The 60-strong squad will fly into Aberdeen tomorrow for a two-week training session at the Aberdeen Sports Village and the £11 million Robert Gordon University (RGU) sport centre.

Although most teams will be based in England in the run-up to the 2012 Games, the Cameroonians will not be the only ones preparing north of the Border. The GB swimming squad is training in Edinburgh while athletes from Zambia and Namibia have used sports facilities in Glasgow. A lone athlete from the tiny US Virgin Islands in the Caribbean has chosen Stirling as his base.

The African athletes’ stay in Aberdeen will climax with an international challenge match between the Cameroon Women’s Olympic Football team and the Scottish women’s team at the Chris Anderson Stadium on 15 July. RGU Sport’s director Filippo Antoniazzi believes the Africans will be the first of many to make use of the city’s state-of-the-art facilities.

He said: “We are doing everything we can to ensure the Cameroon squad has a great time here and that will give us a track record of hosting international teams.

“Aberdeen is a vibrant city with fantastic facilities and I expect much bigger nations to be showing an interest in coming here in future.”

However, Dr Innocent Bakam, a Cameroonian academic who moved to the north-east of Scotland six years ago, claimed his compatriots may initially feel like donning scarves and gloves rather than running gear. He said: “Even in the middle of summer it is still very cold for us.

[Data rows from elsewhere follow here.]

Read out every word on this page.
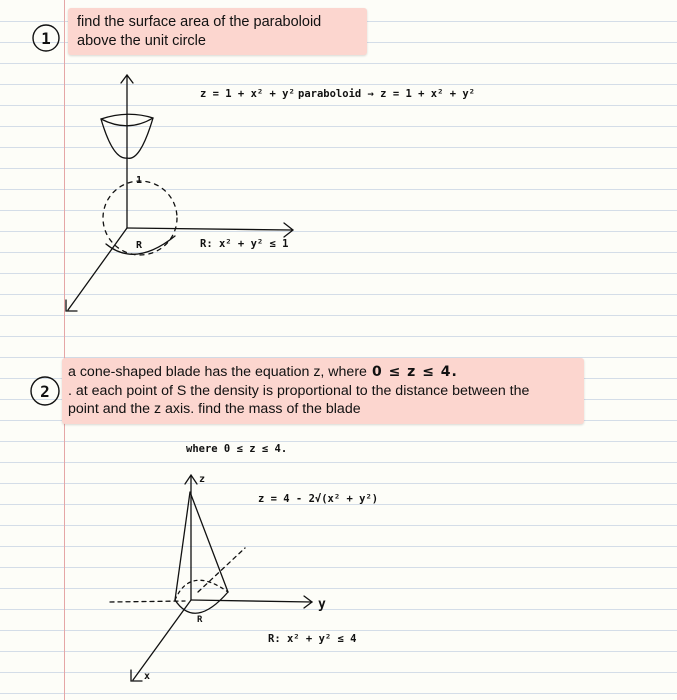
find the surface area of the paraboloid
above the unit circle
a cone-shaped blade has the equation z, where 0 ≤ z ≤ 4.
. at each point of S the density is proportional to the distance between the
point and the z axis. find the mass of the blade
1
2
1
R	R: x² + y² ≤ 1
z = 1 + x² + y² paraboloid → z = 1 + x² + y²
where 0 ≤ z ≤ 4.
R
z
y
x
z = 4 - 2√(x² + y²)
R: x² + y² ≤ 4
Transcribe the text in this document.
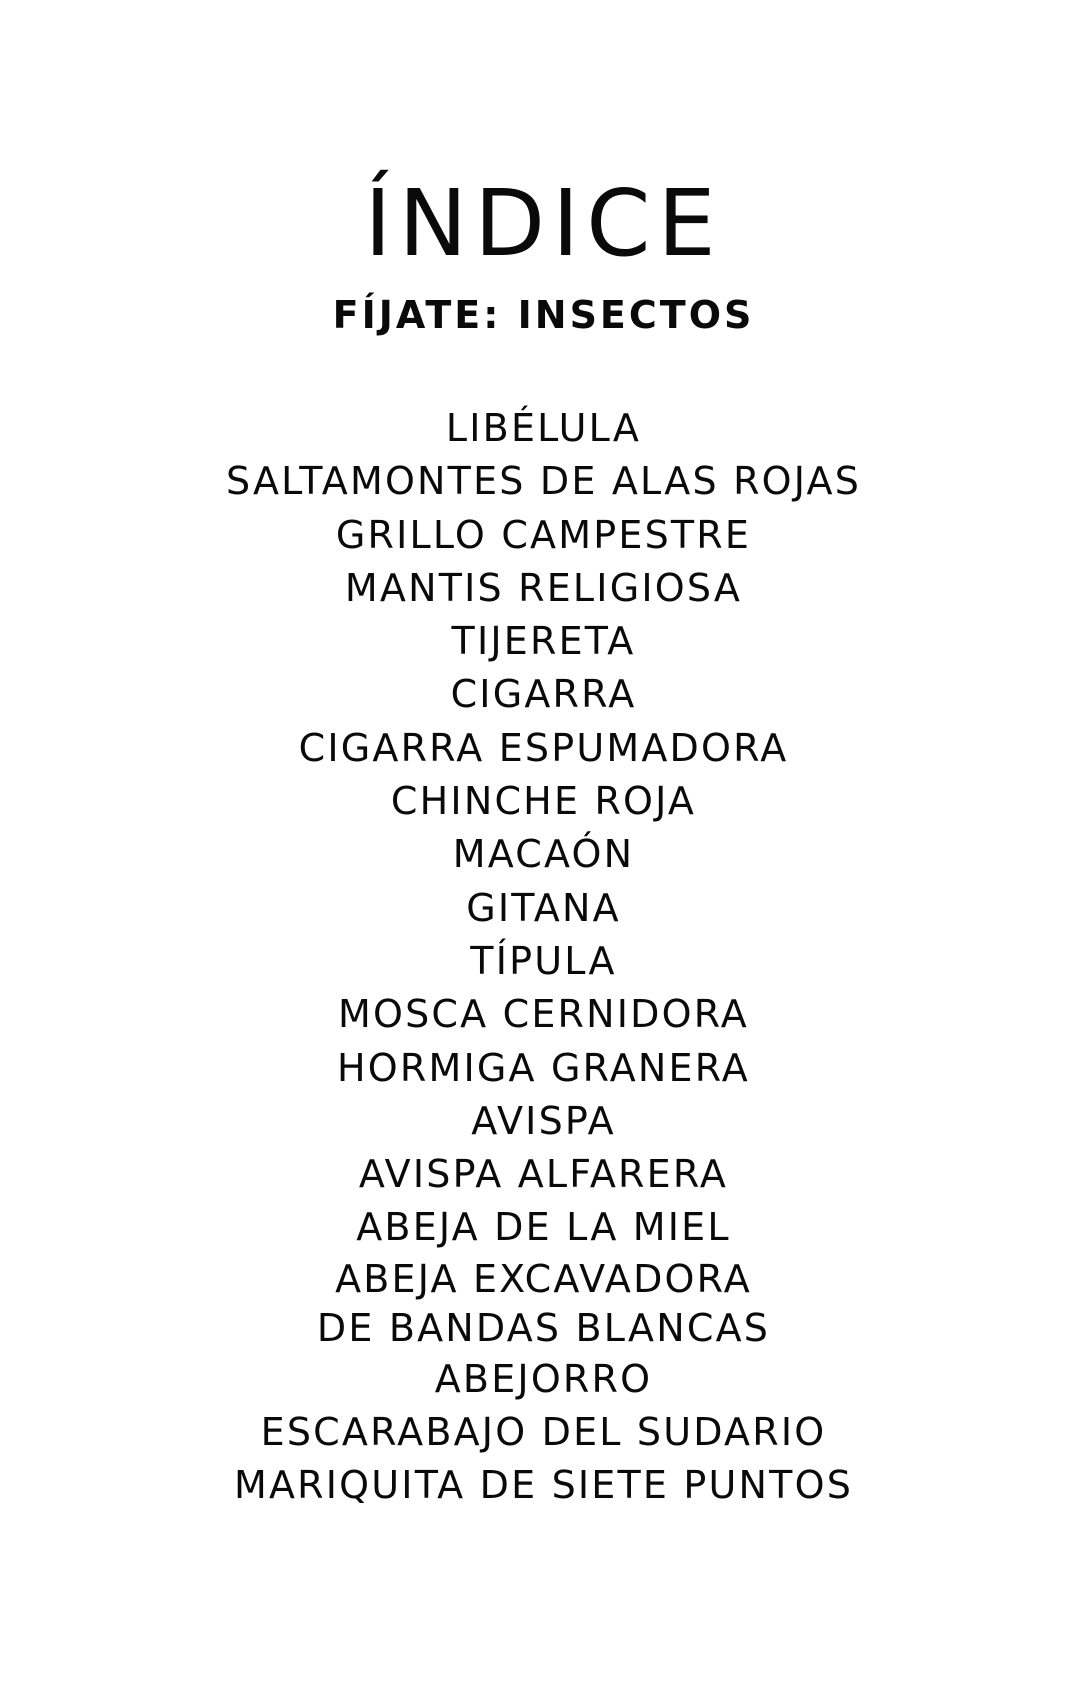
ÍNDICE
FÍJATE: INSECTOS
LIBÉLULA
SALTAMONTES DE ALAS ROJAS
GRILLO CAMPESTRE
MANTIS RELIGIOSA
TIJERETA
CIGARRA
CIGARRA ESPUMADORA
CHINCHE ROJA
MACAÓN
GITANA
TÍPULA
MOSCA CERNIDORA
HORMIGA GRANERA
AVISPA
AVISPA ALFARERA
ABEJA DE LA MIEL
ABEJA EXCAVADORA
DE BANDAS BLANCAS
ABEJORRO
ESCARABAJO DEL SUDARIO
MARIQUITA DE SIETE PUNTOS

“We keep the heating on and use hot water bottles even when it is very warm for Aberdonians. But we are very excited about the arrival of the Cameroon team and they will get a very warm welcome, regardless of the weather.”

Meanwhile, Stirling University is preparing to host a member of one of the smallest Olympic squads. Freestyle swimmer Branden Whitehurst, 22, who is one of seven athletes representing the tiny US Virgin Islands in London, will train at Scotland’s National Swimming Academy.

Andrei Cross, a postgraduate sports coaching student at Stirling who represented Barbados at the 2008 Games in Beijing, is looking forward to welcoming and offering advice to his fellow Caribbean competitor later this month.

He said: “Four years ago I was in the same position as Branden so can imagine what he is going through. At this stage it’s about finding the balance between work, recovery and preparing mentally.”

Edinburgh’s Royal Commonwealth Pool has been chosen as the training camp for Team GB’s swimmers as they prepare for the Games.

British Swimming selected the pool ahead of venues in London and overseas following the pool’s £40 million refurbishment and athletes will be based there between 18 and 24 July.

Michael Scott, the national performance director with British Swimming, said: “We carried out an exhaustive search, both home and abroad, to identify the best possible environment for our camp and chose Edinburgh for all that it has to offer at this crucial time in the lead up to London.

“Edinburgh is providing the team with fantastic access to a world-class aquatics facility and this historic city lends itself to a relaxed, low-key training camp at a very high-pressure time.”

Earlier this year delegations from Zambia and Namibia arrived in Glasgow to take part in high-performance training camps ahead of the games.

The African athletes used the Palace of Art Centre for Sport Excellence in Bellahouston Park, the Glasgow School of Sport, and Scotstoun stadium, the National Badminton Academy. When it comes to actual competition, the national stadium at Hampden will host eight Olympic football matches; three men’s group games, four women’s group matches and one women’s quarter final, during the world’s largest sporting event.

The 1990 game in France ended with a 3-2 English win.